Kami diam, bisu. Angin terpana menangkap suasana dihadapannya. Suasana sejuk di bawah pohon ini mendinginkan panas di kepala perlahan-lahan. Seperti sudah ditakdirkan, lelakilah yang merayu wanita, mencoba untuk melunakkan hatinya.

“Maaf ya, aku cemburu. Aku takut kata-kata itu menculikmu dariku,” aku meminta maaf.

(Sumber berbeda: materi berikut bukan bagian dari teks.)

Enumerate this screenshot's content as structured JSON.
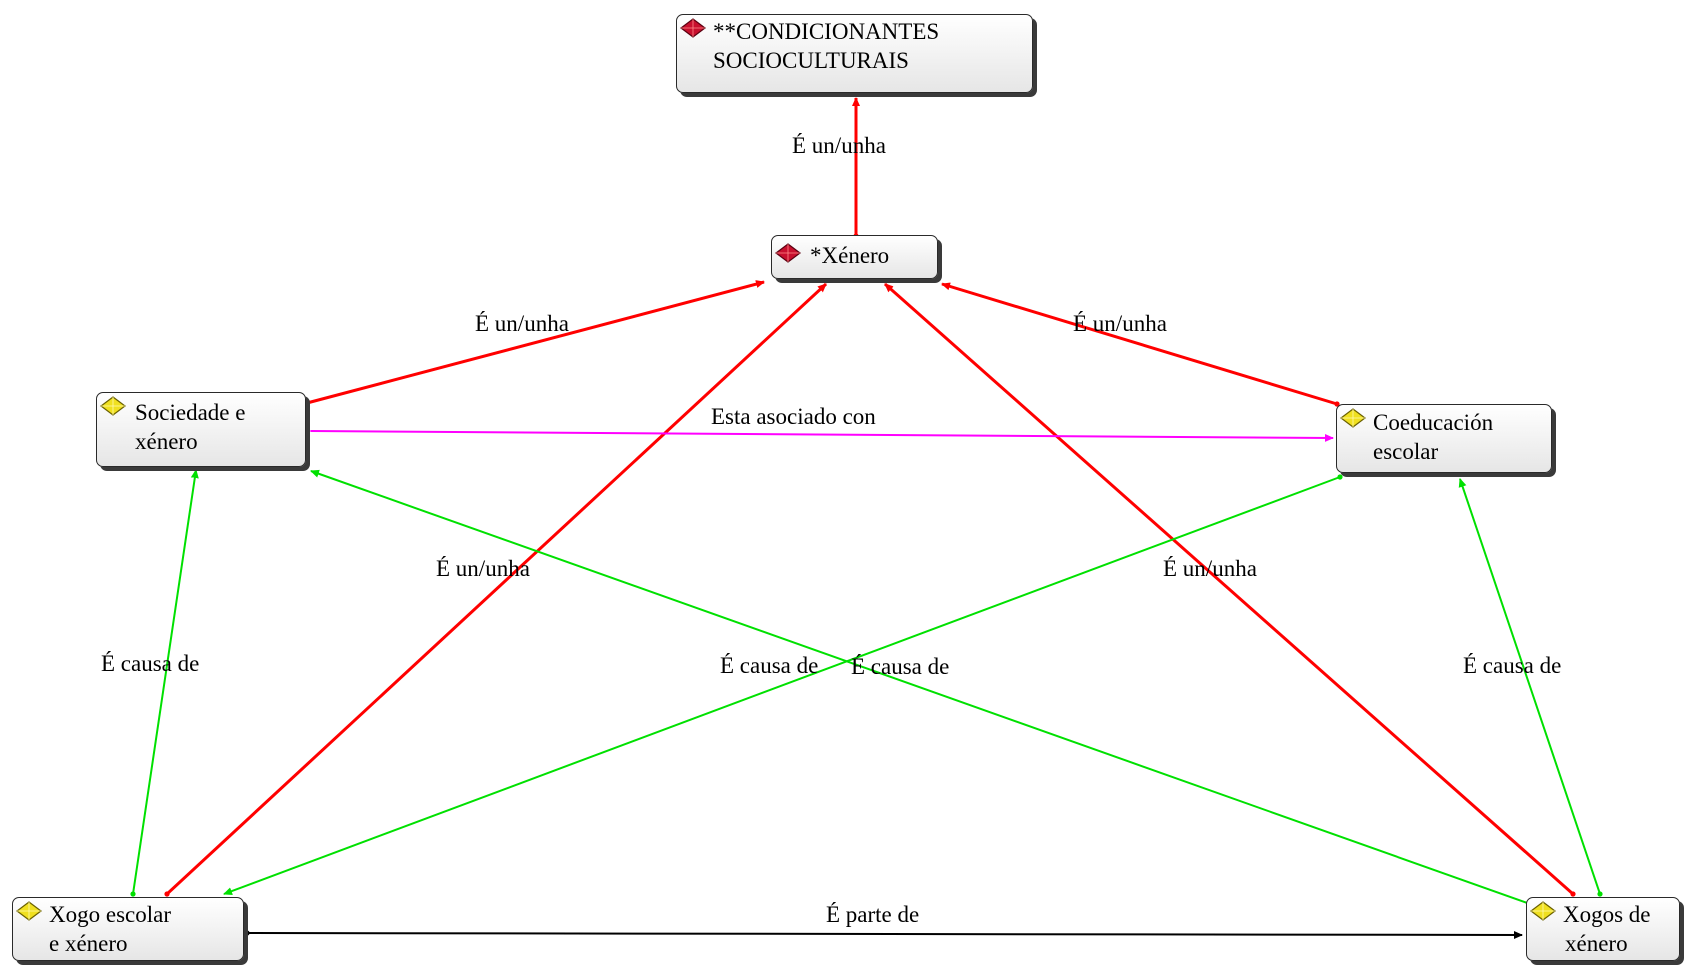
{
  "nodes": {
    "condicionantes": {
      "line1": "**CONDICIONANTES",
      "line2": "SOCIOCULTURAIS",
      "icon": "red-gem-icon"
    },
    "xenero": {
      "line1": "*Xénero",
      "icon": "red-gem-icon"
    },
    "sociedade": {
      "line1": "Sociedade e",
      "line2": "xénero",
      "icon": "yellow-gem-icon"
    },
    "coeducacion": {
      "line1": "Coeducación",
      "line2": "escolar",
      "icon": "yellow-gem-icon"
    },
    "xogo_escolar": {
      "line1": "Xogo escolar",
      "line2": "e xénero",
      "icon": "yellow-gem-icon"
    },
    "xogos_xenero": {
      "line1": "Xogos de",
      "line2": "xénero",
      "icon": "yellow-gem-icon"
    }
  },
  "edge_labels": {
    "xenero_to_condicionantes": "É un/unha",
    "sociedade_to_xenero": "É un/unha",
    "coeducacion_to_xenero": "É un/unha",
    "xogo_escolar_to_xenero": "É un/unha",
    "xogos_xenero_to_xenero": "É un/unha",
    "sociedade_coeducacion": "Esta asociado con",
    "xogo_escolar_to_sociedade": "É causa de",
    "xogos_xenero_to_coeducacion": "É causa de",
    "xogo_escolar_to_coeducacion": "É causa de",
    "xogos_xenero_to_sociedade": "É causa de",
    "xogo_escolar_xogos_xenero": "É parte de"
  },
  "colors": {
    "is_a": "#ff0000",
    "associated": "#ff00ff",
    "cause": "#00e000",
    "part_of": "#000000"
  }
}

Dia hanya tersenyum, dia mengecup pipiku. Tapi matanya masih awas menatap pada genggamannya, HP itu.

“Bagaimana dengan deal tadi, berarti aku boleh merokok lagi dengan bebas.”

“Boleh tapi tak ada ciuman,” katanya ketus, marahnya bangkit lagi

Aku bengong.

Memikirkan antara pilihan berhenti merokok atau membiarkan hobi barunya, membuat aku bingung. Merokok sangat aku butuhkan, aku tak lengkap sebagai lelaki. Mencium juga kubutuhkan, aku tak lengkap sebagai pacarnya. Sama-sama kecut di bibir bila tak ada rokok dan cium. Tapi mengapa nyaliku hilang, bukannya aku bisa merayunya.

Hayalku terhenti sejenak, ada sebuah bip dari telepon genggamku . Ada SMS baru.

Yang bisa kukatakan malam ini, aku ingin selalu dekat denganmu
Mimpiku akan indah bila kau hadir di mimpiku,
peluk dan jangan lepaskan aku
Sender : Bidadari; Sent: 12 januari 2002; 1:44:08

Isi pesan seperti ini, yang tak aku inginkan dikirim pada gadisku. Bukannya ini akan membuainya, seperti apa yang aku rasakan sekarang. Walau itu hanya kata-kata.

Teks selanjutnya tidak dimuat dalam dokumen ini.